Regarding the specifics of your last post, I don’t find them relevant to my argument. I’m (generally) not talking about discovering cause after the fact. I’m talking about a company’s responsibility to accurately convey the degree of risk of using their product, as opposed to simply warning you that there is a risk.

-P

If I tell you that you have a 100% chance of getting killed tomorrow or a 75% chance of being killed tomorrow, are you somehow reassured that you have a meager 1 chance in 4 of surviving until Thursday? Hell no. Anyone with even a shred of common sense under those circumstances would stay home.

Apply that same principle to smoking and that is why I don’t buy the “we were fooled because it said Lights” argument. It is, in fact, lighter, in the same way that a McDonald’s cheeseburger is lighter than a Hardee’s Monster Burger. Neither one of them is something that you would eat for the health benefits.

For those arguing the moral non-culpability of cigarette companies, between 1998 and 2004, the amount of nicotine (both the addictive and the useful component of smoking) in cigarettes has been increased by 10-36%. My brand has gone up 30%. Why, one wonders, would a company do so if it did not desire its consumers to keep consuming, and to ensure that new consumers get addicted more quickly?

YOu still haven’t acknowledged, Doors, that to equate the warning label to perpetual carte blanche and legal immunity is just Not How It Works. Consumers should still have recourse to the courts.

All I can do is relate exactly what he told me- he wants to quit, but has realized he’s become addicted. I know he’s not lying to me because [SUB]I accidentally read his journal where he says the same damn thing.[/SUB]*

Oh, and also, there are the studies that show that it is, indeed, as addictive as crack, like the one I quoted earlier, so blow me.

*[SUB]Yeah, I’m a bit ashamed of that. And boy would I have been furious if my mom had read my journal way back when.[/SUB]

I’ll add that there are a number of “warnings” that are legally meaningless. An implied warrant of merchantability stands no matter what legalese a retailer throws up around it. A “not responsible for falling rocks” on a truck is legally just a sign; they are responsible. And so on.

Apropos of nothing perhaps …
I believe I recall an episode of the Tomorrow Show with Tom Snyder many, many years ago where the debate was on the dangers of smoking. One of the participants was Betty Freidan who said “If you can tell me that by not smoking, I will live forever, then of course I’d quit immediately.”

I smoked light cigarettes for 26 years and I never once for even a millisecond considered them to be less dangerous than regular cigarettes.
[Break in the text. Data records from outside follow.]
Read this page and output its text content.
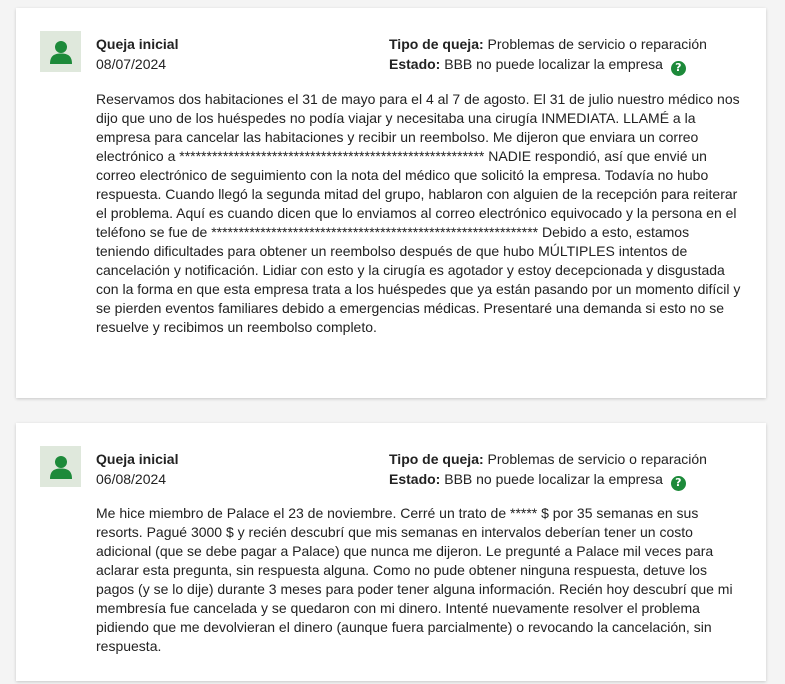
Queja inicial
08/07/2024
Tipo de queja: Problemas de servicio o reparación
Estado: BBB no puede localizar la empresa ?

Reservamos dos habitaciones el 31 de mayo para el 4 al 7 de agosto. El 31 de julio nuestro médico nos dijo que uno de los huéspedes no podía viajar y necesitaba una cirugía INMEDIATA. LLAMÉ a la empresa para cancelar las habitaciones y recibir un reembolso. Me dijeron que enviara un correo electrónico a ******************************************************** NADIE respondió, así que envié un correo electrónico de seguimiento con la nota del médico que solicitó la empresa. Todavía no hubo respuesta. Cuando llegó la segunda mitad del grupo, hablaron con alguien de la recepción para reiterar el problema. Aquí es cuando dicen que lo enviamos al correo electrónico equivocado y la persona en el teléfono se fue de ************************************************************ Debido a esto, estamos teniendo dificultades para obtener un reembolso después de que hubo MÚLTIPLES intentos de cancelación y notificación. Lidiar con esto y la cirugía es agotador y estoy decepcionada y disgustada con la forma en que esta empresa trata a los huéspedes que ya están pasando por un momento difícil y se pierden eventos familiares debido a emergencias médicas. Presentaré una demanda si esto no se resuelve y recibimos un reembolso completo.

Queja inicial
06/08/2024
Tipo de queja: Problemas de servicio o reparación
Estado: BBB no puede localizar la empresa ?

Me hice miembro de Palace el 23 de noviembre. Cerré un trato de ***** $ por 35 semanas en sus resorts. Pagué 3000 $ y recién descubrí que mis semanas en intervalos deberían tener un costo adicional (que se debe pagar a Palace) que nunca me dijeron. Le pregunté a Palace mil veces para aclarar esta pregunta, sin respuesta alguna. Como no pude obtener ninguna respuesta, detuve los pagos (y se lo dije) durante 3 meses para poder tener alguna información. Recién hoy descubrí que mi membresía fue cancelada y se quedaron con mi dinero. Intenté nuevamente resolver el problema pidiendo que me devolvieran el dinero (aunque fuera parcialmente) o revocando la cancelación, sin respuesta.
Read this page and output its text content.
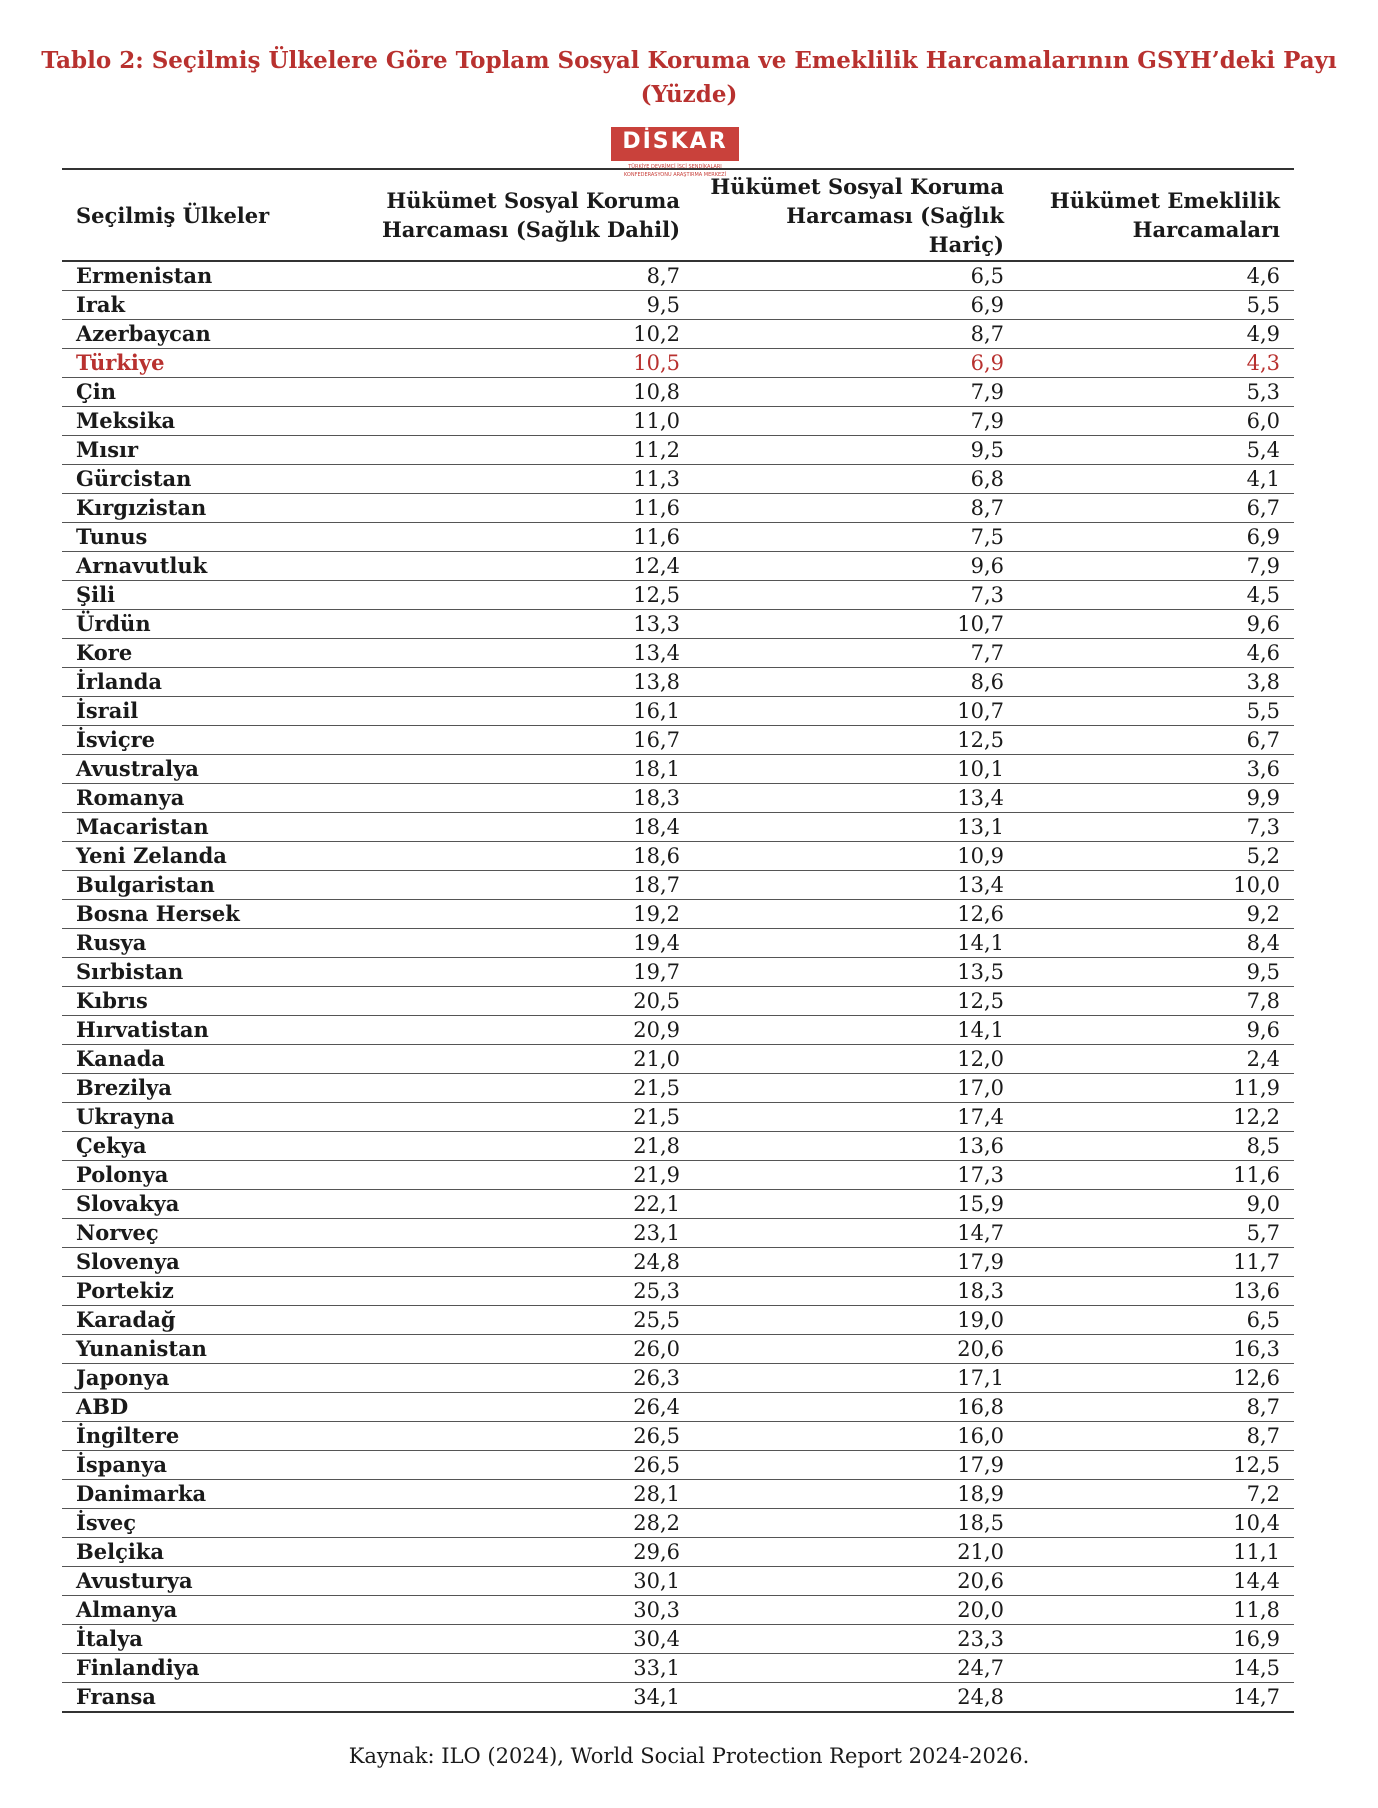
Tablo 2: Seçilmiş Ülkelere Göre Toplam Sosyal Koruma ve Emeklilik Harcamalarının GSYH’deki Payı
(Yüzde)
DİSKAR
TÜRKİYE DEVRİMCİ İŞÇİ SENDİKALARI KONFEDERASYONU ARAŞTIRMA MERKEZİ
Seçilmiş Ülkeler	Hükümet Sosyal Koruma Harcaması (Sağlık Dahil)	Hükümet Sosyal Koruma Harcaması (Sağlık Hariç)	Hükümet Emeklilik Harcamaları
Ermenistan	8,7	6,5	4,6
Irak	9,5	6,9	5,5
Azerbaycan	10,2	8,7	4,9
Türkiye	10,5	6,9	4,3
Çin	10,8	7,9	5,3
Meksika	11,0	7,9	6,0
Mısır	11,2	9,5	5,4
Gürcistan	11,3	6,8	4,1
Kırgızistan	11,6	8,7	6,7
Tunus	11,6	7,5	6,9
Arnavutluk	12,4	9,6	7,9
Şili	12,5	7,3	4,5
Ürdün	13,3	10,7	9,6
Kore	13,4	7,7	4,6
İrlanda	13,8	8,6	3,8
İsrail	16,1	10,7	5,5
İsviçre	16,7	12,5	6,7
Avustralya	18,1	10,1	3,6
Romanya	18,3	13,4	9,9
Macaristan	18,4	13,1	7,3
Yeni Zelanda	18,6	10,9	5,2
Bulgaristan	18,7	13,4	10,0
Bosna Hersek	19,2	12,6	9,2
Rusya	19,4	14,1	8,4
Sırbistan	19,7	13,5	9,5
Kıbrıs	20,5	12,5	7,8
Hırvatistan	20,9	14,1	9,6
Kanada	21,0	12,0	2,4
Brezilya	21,5	17,0	11,9
Ukrayna	21,5	17,4	12,2
Çekya	21,8	13,6	8,5
Polonya	21,9	17,3	11,6
Slovakya	22,1	15,9	9,0
Norveç	23,1	14,7	5,7
Slovenya	24,8	17,9	11,7
Portekiz	25,3	18,3	13,6
Karadağ	25,5	19,0	6,5
Yunanistan	26,0	20,6	16,3
Japonya	26,3	17,1	12,6
ABD	26,4	16,8	8,7
İngiltere	26,5	16,0	8,7
İspanya	26,5	17,9	12,5
Danimarka	28,1	18,9	7,2
İsveç	28,2	18,5	10,4
Belçika	29,6	21,0	11,1
Avusturya	30,1	20,6	14,4
Almanya	30,3	20,0	11,8
İtalya	30,4	23,3	16,9
Finlandiya	33,1	24,7	14,5
Fransa	34,1	24,8	14,7
Kaynak: ILO (2024), World Social Protection Report 2024-2026.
They simply tasted better.

I quit 3 & 1/2 weeks ago. I also never thought they were not addictive.

OK, I’m willing to acknowledge your point. However, as you conceded my points earlier, are you willing to say that the judges allowing these types of lawsuits to go to trial have no basis to do so? We can thus amend my OP to this: The lying golddiggers have every right to sue, and the judges that buy their bullshit and allow it to go to trial enable them to abdicate their own personal responsibility.

There. That gives me even more to work with.

It makes no difference. If you’re a smaoker worried about your future you can quit. Thousands do it each day, millions each year. If you’re not a smoker, don’t start. Nobody makes you light it.

It still comes down to personal responsibility.